A few posts back (“History is Now Officially Bunk“) I suggested that if Gov. Granholm really wanted to establish a Michigan Center for Innovation and Reinvention at what is now the Michigan Historical Center, she should auction the building to the highest bidder, preferably a tax-paying bidder. What could be more innovative and re-inventive than that as a way to build a sustainable Michigan economy? I’d much prefer she’d just let the building continue to serve its current purpose, of course, but if we take her at her word about wanting innovation and reinvention in that building, there could hardly be a better way to accomplish it.
But she will have to hurry. Now we learn that other states are thinking of selling government buildings. If we let other states go first, how will we be able to say we’re being innovative? From ABC News:
It’s the solution that no one wants: selling the buildings at the heart of Arizona’s state legislature.
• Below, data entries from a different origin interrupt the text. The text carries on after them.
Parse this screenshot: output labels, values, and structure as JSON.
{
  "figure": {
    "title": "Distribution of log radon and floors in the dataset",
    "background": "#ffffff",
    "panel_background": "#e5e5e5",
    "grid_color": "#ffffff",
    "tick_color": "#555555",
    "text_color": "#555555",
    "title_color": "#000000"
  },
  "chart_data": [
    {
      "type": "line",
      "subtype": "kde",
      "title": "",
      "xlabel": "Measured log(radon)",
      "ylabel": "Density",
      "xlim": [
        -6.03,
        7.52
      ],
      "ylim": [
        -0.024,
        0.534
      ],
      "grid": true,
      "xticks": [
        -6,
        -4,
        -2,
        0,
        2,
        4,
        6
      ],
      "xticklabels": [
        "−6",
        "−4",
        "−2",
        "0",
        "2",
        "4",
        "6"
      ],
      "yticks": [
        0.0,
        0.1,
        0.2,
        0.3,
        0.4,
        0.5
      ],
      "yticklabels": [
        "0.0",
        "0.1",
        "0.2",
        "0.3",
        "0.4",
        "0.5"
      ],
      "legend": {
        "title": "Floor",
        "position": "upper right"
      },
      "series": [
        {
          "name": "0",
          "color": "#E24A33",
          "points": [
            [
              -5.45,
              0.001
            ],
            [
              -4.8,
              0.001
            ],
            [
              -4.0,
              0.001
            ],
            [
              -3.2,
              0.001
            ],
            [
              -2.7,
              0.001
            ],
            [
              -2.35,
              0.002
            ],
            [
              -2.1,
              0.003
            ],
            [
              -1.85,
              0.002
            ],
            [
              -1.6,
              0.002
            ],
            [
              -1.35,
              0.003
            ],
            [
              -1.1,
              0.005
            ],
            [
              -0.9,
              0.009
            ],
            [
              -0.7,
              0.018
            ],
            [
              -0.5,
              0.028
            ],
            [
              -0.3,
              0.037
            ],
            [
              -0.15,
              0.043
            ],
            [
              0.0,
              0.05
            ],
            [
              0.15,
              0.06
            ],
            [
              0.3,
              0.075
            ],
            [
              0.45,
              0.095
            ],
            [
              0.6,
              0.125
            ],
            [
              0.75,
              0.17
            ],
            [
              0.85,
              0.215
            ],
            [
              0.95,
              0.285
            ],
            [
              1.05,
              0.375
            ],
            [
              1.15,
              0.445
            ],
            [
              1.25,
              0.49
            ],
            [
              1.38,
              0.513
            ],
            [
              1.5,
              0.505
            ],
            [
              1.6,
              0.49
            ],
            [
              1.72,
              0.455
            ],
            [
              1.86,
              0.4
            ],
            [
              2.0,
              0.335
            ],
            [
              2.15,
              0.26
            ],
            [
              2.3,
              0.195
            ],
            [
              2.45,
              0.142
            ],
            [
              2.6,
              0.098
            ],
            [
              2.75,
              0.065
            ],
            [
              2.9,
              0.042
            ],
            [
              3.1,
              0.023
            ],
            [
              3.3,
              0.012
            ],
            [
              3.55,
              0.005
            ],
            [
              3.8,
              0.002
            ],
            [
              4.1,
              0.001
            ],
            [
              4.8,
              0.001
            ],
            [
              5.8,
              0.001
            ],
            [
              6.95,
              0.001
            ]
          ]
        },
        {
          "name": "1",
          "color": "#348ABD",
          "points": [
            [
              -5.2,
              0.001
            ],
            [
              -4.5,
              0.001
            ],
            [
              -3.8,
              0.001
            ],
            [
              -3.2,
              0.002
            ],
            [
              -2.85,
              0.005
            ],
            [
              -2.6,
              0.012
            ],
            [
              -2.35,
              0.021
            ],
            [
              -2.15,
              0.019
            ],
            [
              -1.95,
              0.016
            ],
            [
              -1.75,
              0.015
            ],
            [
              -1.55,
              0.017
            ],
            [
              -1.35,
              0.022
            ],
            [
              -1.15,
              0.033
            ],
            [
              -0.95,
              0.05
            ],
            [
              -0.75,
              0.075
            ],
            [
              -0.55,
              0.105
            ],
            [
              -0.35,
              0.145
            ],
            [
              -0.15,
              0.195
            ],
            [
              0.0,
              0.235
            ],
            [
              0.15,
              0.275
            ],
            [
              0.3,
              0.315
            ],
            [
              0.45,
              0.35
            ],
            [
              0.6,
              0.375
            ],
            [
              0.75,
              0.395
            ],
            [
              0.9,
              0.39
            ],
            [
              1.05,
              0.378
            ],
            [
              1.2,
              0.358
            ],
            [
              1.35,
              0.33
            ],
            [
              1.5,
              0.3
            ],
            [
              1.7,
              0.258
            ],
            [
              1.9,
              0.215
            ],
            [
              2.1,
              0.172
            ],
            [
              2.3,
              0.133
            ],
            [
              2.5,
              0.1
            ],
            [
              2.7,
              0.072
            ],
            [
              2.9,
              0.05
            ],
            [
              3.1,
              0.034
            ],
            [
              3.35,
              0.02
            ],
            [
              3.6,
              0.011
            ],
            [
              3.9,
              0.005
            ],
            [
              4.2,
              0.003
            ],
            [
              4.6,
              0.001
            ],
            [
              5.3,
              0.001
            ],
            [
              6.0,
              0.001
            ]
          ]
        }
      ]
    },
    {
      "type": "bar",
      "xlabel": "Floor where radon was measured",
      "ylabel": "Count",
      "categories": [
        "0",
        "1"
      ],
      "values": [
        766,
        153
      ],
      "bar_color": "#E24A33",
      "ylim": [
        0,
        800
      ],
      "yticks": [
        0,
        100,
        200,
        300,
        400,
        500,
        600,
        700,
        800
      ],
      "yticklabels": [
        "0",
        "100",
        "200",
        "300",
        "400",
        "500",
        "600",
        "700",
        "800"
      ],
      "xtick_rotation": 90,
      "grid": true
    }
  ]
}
Arizona’s State Senate and House of Representatives buildings are on the list of possible properties that the state could sell to help close a more than $3 billion budget gap next year.
But like other recession-battered states, the Grand Canyon state is desperate to close a huge budget gap — and so the two, 50-year-old buildings home to Arizona’s State Senate and House of Representatives grace the list of possible properties that the state could sell to help close a more than $3 billion budget gap next year. …
Arizona is one of at least a handful of states — including California, Connecticut and Pennsylvania — considering or moving forward with state property sales.